It was hard to discern much about the potential of the ‘Super Sixes’ version of snooker by watching the Crucible final between veteran Tony Knowles and young Ross Muir but still possible to make a few general points.
The first would be that six reds snooker is invariably a faster form of the game but not necessarily that much faster. For instance, Stephen Maguire and Mark King spent something like 25 minutes on the green in their second round match last week. There’s no reason why this couldn’t happen in the six reds version.
Six reds snooker levels the playing field a little, but why is this a good thing? Top level sport is the survival of the fittest.
Six reds snooker may encourage attacking play but this negates much of the skill of the game, namely the tactical duels.
Of course, many people find these dull and it’s certainly true that snooker can’t stand still.
But I would argue that its chief problem is not a stuffy game or lack of ‘characters’ but more a lack of tournaments and the way the sport's media profile has declined, at least in the UK, so that TV viewers find it harder to relate to the players in the way they once did.
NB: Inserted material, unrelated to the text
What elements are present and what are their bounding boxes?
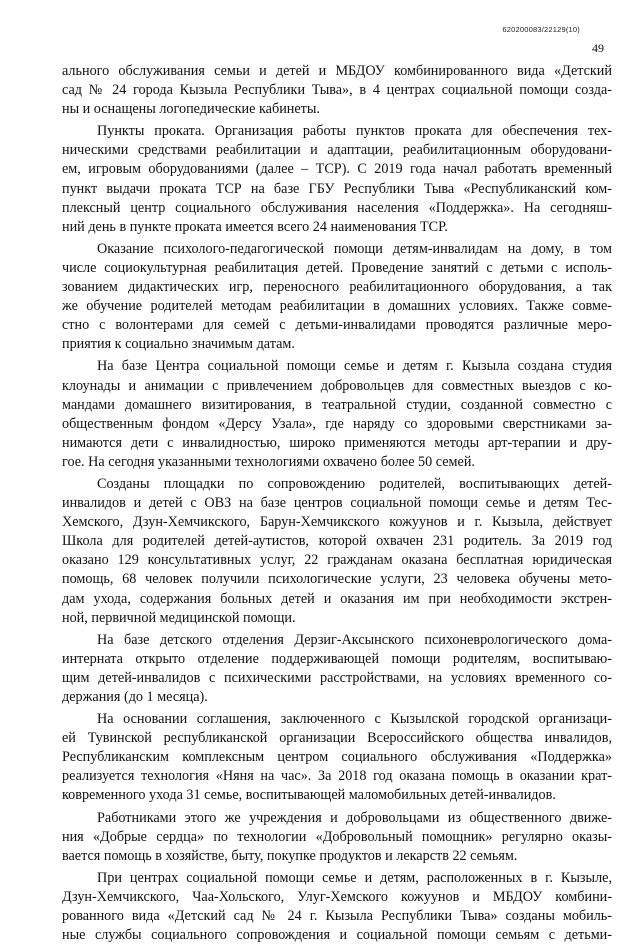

As I wrote last month, six reds may be the way to go for seniors tournaments as the old boys obviously aren’t as good as they were but plenty of people would still like to see them play.
Maybe it would also be a good way of getting kids into the sport.
But snooker, and in particular the World Championship, is popular largely because of the slow burning drama it provides.
Perhaps not everyone has the attention span for this but that doesn’t automatically mean that if you take away nine reds they will suddenly flock to the sport.
That said, there’s nothing wrong with trying something different. But why not be bolder?
If you really want to speed up snooker, you will have to change the rules.
You will have to introduce a shot clock or, as Steve Davis suggested on the BBC, introduce the rule used in 9-ball pool where players have ball in hand after every foul.
I think six reds snooker is fine if it remains in the background as a novelty variant of the established game.
But of all the things wrong with snooker, the game itself is not one of them.